What is Presto or PrestoDB?
Presto (or PrestoDB) is an open source, distributed SQL query engine, designed from the ground up for fast analytic queries against data of any size. It supports both non-relational sources, such as the Hadoop Distributed File System (HDFS), Amazon S3, Cassandra, MongoDB, and HBase, and relational data sources such as MySQL, PostgreSQL, Amazon Redshift, Microsoft SQL Server, and Teradata.
Presto can query data where it is stored, without needing to move data into a separate analytics system. Query execution runs in parallel over a pure memory-based architecture, with most results returning in seconds. You’ll find it used by many well-known companies like Facebook, Airbnb, Netflix, Atlassian, and Nasdaq.

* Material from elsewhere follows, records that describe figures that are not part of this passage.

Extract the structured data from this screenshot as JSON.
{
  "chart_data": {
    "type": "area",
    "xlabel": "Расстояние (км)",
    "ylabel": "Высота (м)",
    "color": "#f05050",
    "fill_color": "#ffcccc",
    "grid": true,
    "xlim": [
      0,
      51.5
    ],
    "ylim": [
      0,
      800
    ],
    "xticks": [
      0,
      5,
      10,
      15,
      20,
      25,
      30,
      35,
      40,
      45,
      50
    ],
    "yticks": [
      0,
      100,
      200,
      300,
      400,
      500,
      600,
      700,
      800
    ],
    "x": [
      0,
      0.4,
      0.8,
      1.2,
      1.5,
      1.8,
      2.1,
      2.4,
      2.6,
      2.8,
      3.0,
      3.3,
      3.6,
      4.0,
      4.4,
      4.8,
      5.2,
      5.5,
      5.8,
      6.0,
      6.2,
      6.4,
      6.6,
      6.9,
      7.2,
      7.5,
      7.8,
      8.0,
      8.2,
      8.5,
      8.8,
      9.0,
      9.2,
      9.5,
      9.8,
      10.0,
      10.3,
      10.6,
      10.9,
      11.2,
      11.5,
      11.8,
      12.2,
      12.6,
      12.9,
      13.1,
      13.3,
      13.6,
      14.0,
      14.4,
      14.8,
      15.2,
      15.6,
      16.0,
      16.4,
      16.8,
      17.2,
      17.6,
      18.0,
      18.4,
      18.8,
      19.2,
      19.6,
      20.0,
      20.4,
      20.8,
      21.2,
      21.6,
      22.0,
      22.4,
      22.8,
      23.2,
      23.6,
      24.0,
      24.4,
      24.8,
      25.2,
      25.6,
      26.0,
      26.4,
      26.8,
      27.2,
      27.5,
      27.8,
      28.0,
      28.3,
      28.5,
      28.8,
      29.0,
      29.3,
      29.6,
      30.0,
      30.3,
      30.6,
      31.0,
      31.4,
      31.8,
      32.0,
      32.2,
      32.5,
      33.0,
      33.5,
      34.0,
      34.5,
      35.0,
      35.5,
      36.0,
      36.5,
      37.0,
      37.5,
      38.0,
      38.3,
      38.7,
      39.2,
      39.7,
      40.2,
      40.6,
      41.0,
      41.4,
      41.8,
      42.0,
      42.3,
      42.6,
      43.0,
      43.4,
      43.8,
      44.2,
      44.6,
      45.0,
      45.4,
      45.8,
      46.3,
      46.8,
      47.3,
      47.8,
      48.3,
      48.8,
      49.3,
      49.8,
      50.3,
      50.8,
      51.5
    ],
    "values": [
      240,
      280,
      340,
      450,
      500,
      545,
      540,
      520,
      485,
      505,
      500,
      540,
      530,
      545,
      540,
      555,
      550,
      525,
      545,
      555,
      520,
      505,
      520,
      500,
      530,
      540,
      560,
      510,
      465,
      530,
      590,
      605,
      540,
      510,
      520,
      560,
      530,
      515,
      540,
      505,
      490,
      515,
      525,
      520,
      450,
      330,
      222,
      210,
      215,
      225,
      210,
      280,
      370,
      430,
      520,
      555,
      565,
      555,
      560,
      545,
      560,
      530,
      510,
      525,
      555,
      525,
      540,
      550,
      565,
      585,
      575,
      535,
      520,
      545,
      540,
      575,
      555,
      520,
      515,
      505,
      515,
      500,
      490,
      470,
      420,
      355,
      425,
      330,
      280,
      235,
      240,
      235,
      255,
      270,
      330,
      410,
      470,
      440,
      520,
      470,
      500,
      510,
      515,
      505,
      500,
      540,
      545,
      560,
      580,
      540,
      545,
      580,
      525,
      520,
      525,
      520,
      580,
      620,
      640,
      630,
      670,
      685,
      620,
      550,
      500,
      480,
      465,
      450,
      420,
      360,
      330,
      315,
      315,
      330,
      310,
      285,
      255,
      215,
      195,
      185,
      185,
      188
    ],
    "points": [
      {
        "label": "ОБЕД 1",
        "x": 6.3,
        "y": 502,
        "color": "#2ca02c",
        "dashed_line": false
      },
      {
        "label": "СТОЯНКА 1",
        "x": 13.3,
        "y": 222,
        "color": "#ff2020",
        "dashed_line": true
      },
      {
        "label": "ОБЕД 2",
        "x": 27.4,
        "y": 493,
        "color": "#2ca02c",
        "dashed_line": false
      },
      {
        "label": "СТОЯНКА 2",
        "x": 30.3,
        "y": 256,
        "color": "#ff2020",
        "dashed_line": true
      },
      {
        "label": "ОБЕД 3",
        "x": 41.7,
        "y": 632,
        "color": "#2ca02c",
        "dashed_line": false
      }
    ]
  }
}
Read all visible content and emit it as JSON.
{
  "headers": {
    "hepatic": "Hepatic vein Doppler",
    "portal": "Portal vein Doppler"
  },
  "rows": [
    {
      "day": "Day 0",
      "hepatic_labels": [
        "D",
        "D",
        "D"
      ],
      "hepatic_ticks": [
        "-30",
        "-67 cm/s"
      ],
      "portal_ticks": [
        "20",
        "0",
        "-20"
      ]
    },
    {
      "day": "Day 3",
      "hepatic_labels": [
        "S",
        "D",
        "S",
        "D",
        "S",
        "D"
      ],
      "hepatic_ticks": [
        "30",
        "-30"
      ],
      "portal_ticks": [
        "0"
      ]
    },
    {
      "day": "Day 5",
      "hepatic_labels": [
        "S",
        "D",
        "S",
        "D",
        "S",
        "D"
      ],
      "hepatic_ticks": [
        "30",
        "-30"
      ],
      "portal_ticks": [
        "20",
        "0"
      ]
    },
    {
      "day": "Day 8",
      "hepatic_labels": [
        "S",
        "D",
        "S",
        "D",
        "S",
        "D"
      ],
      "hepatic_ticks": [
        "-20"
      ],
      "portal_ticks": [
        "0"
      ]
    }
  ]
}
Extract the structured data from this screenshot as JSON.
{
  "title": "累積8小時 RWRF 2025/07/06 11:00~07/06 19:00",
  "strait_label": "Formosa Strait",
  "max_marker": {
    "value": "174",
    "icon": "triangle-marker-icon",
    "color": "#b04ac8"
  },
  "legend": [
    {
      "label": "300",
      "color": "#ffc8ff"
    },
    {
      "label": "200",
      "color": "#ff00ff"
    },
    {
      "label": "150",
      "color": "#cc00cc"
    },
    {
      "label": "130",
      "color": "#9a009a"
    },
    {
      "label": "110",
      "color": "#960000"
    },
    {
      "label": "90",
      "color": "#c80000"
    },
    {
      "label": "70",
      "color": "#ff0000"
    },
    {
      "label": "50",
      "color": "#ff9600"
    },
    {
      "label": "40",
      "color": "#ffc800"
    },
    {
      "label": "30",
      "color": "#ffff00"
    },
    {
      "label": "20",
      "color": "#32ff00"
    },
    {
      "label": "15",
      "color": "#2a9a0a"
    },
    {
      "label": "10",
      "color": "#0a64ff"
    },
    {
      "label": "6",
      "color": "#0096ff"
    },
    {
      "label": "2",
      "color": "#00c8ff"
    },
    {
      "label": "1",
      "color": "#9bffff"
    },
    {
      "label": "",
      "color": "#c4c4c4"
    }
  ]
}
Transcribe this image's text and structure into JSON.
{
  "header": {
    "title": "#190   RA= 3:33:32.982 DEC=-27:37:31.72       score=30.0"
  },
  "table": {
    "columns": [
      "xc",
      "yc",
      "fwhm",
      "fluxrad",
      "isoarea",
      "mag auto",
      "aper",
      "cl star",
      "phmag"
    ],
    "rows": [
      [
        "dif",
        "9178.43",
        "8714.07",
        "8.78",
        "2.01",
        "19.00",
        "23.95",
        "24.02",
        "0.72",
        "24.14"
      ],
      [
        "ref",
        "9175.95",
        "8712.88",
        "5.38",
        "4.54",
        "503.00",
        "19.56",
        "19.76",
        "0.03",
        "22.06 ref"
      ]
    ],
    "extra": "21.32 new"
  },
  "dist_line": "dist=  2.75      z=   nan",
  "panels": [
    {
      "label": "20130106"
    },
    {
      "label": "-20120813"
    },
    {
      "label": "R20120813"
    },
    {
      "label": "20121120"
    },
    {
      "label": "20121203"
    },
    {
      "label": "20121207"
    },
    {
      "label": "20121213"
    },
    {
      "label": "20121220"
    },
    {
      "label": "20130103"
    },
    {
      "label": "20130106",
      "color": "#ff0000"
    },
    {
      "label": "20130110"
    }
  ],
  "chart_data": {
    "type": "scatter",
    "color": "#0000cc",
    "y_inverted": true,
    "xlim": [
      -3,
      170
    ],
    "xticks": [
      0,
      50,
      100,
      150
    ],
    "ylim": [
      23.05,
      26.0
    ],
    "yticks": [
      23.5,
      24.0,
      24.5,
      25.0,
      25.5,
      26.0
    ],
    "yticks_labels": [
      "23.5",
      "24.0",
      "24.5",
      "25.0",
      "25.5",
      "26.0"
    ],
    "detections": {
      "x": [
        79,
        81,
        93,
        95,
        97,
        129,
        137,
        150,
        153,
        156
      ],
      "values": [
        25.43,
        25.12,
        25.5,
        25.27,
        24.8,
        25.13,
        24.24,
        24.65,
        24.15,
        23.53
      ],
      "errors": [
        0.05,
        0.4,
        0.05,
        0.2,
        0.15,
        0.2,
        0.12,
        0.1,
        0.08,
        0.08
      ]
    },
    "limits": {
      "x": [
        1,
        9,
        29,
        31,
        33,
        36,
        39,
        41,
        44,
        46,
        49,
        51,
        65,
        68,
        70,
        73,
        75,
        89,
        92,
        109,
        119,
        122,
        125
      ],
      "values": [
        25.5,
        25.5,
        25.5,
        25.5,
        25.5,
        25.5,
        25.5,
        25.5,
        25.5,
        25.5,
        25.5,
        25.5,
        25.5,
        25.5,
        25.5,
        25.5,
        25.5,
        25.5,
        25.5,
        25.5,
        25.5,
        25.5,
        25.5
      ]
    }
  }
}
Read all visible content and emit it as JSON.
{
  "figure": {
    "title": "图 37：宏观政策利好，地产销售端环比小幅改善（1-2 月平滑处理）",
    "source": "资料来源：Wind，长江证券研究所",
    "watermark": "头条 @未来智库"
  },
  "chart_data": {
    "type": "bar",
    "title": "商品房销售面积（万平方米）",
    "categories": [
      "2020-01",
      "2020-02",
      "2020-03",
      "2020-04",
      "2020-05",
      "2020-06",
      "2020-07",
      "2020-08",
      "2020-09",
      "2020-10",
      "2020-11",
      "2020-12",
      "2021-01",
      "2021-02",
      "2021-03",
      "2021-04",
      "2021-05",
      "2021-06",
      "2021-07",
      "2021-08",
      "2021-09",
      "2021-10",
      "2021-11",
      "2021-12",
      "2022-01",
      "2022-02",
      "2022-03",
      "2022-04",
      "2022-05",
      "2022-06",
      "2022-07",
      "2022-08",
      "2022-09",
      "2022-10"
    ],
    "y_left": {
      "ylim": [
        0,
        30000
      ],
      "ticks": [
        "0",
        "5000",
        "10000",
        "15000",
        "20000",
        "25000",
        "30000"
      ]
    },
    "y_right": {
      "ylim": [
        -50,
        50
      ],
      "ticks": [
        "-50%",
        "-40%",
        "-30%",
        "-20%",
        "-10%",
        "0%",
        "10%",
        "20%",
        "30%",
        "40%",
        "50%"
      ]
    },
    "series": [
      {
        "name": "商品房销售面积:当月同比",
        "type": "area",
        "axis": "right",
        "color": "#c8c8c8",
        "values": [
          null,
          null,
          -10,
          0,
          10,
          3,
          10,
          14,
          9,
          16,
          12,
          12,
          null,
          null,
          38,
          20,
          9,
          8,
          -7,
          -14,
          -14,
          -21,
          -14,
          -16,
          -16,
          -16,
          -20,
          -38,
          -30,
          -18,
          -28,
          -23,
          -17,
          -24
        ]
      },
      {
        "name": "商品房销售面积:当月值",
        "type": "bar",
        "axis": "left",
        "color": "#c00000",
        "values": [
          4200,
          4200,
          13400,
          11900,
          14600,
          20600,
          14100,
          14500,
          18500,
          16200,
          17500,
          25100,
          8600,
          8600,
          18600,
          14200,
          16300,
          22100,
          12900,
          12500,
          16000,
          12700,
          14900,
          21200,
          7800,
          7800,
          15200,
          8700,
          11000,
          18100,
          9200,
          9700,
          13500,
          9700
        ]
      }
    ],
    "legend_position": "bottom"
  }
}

What is the history of Presto?
Presto started as a project at Facebook, to run interactive analytic queries against a 300PB data warehouse, built with large Hadoop/HDFS-based clusters. Prior to building Presto, Facebook used Apache Hive, which it created and rolled out in 2008, to bring the familiarity of the SQL syntax to the Hadoop ecosystem. Hive had a significant impact on the Hadoop ecosystem for simplifying complex Java MapReduce jobs into SQL-like queries, while being able to execute jobs at high scale. However, it wasn’t optimized for fast performance needed in interactive queries.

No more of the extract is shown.